If more resources can be pulled together, National Film Archives of India (NFAI), Films Division (FD) and NFDC can bring out several thousand titles. Film Division alone has 8000 short films, documentaries and news reels including some from before independence. Considerable funds have been allocated by Ministry of Information and Broadcasting, but as this report suggests, NFAI drew the shortest straw. There is a sort of internal strife between the three institutions.
Ideally, the three institutions should have been cooperating to carry out the project. NFAI can certainly boast of a much larger library than NFDC’s 300 title strong one. While NFAI has contributed less than enough (excusable for the lack of funding) to what should have been a collective cause of bringing forgotten films to the Indian audience and NFDC raking in all the accolades, the Film Division has quietly implemented something that is quite surprising. Check out their website where you can see hundreds of the films they have produced.

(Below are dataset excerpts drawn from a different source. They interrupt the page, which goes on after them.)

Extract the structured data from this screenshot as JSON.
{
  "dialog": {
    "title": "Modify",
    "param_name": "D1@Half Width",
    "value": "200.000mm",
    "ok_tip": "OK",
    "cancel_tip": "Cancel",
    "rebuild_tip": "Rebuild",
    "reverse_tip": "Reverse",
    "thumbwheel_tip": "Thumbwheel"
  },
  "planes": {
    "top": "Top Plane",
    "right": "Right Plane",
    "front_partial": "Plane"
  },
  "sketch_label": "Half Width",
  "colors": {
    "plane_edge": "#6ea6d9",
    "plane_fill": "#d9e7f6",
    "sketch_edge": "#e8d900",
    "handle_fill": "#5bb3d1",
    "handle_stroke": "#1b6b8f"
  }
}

It is just not NFDC then but the whole idea of restoration and recirculation that is genuine. A pat on the back of NFDC’s new leadership is obligatory. In this and many of their other recent initiatives (Screenwriters' Lab, Film Bazaar and movie release tie-ups with Director's rare) they tell us that NFDC is finally doing something. But the efforts of the numerous historians, archivists and those involved directly in the preservation, digitalization and restoration too have to be recognised. The funding however needs to be come to all bodies and the objective must be that of reviving as many movies as there are titles in these archives and recover ‘lost films’ from other collections regardless of who owns them now. The next step is bringing them to the audience that is in all likelihood more than any time before this enthusiastic about the cinema and the lack of financial support to these institutions will hopefully not defeat the cause.
Together PVR and NFDC have shown an acknowledgement of a changing audience. While the restoration of old films should be a process that is continuing, the recirculation cannot come at a more appropriate time. We all stand to be enriched from the great Indian cinema of a bygone era, a lesser glorified contemporary one and the partially accessible foreign one.
This adds to the first stage of a ‘cultural revolution' (which we will be ready to talk about later). The next step is to take the cinema to the villages, the masses and breaking the elitism around movies. While Internet in many ways has worked to create a bigger audience, PVR and Cinemas of India indulges mostly an existing audience. There is an absence perhaps of movement, perfectly ‘legal’ that increases the diversity in the audience. This is something for the future but for now NFDC and PVR have been enterprising enough.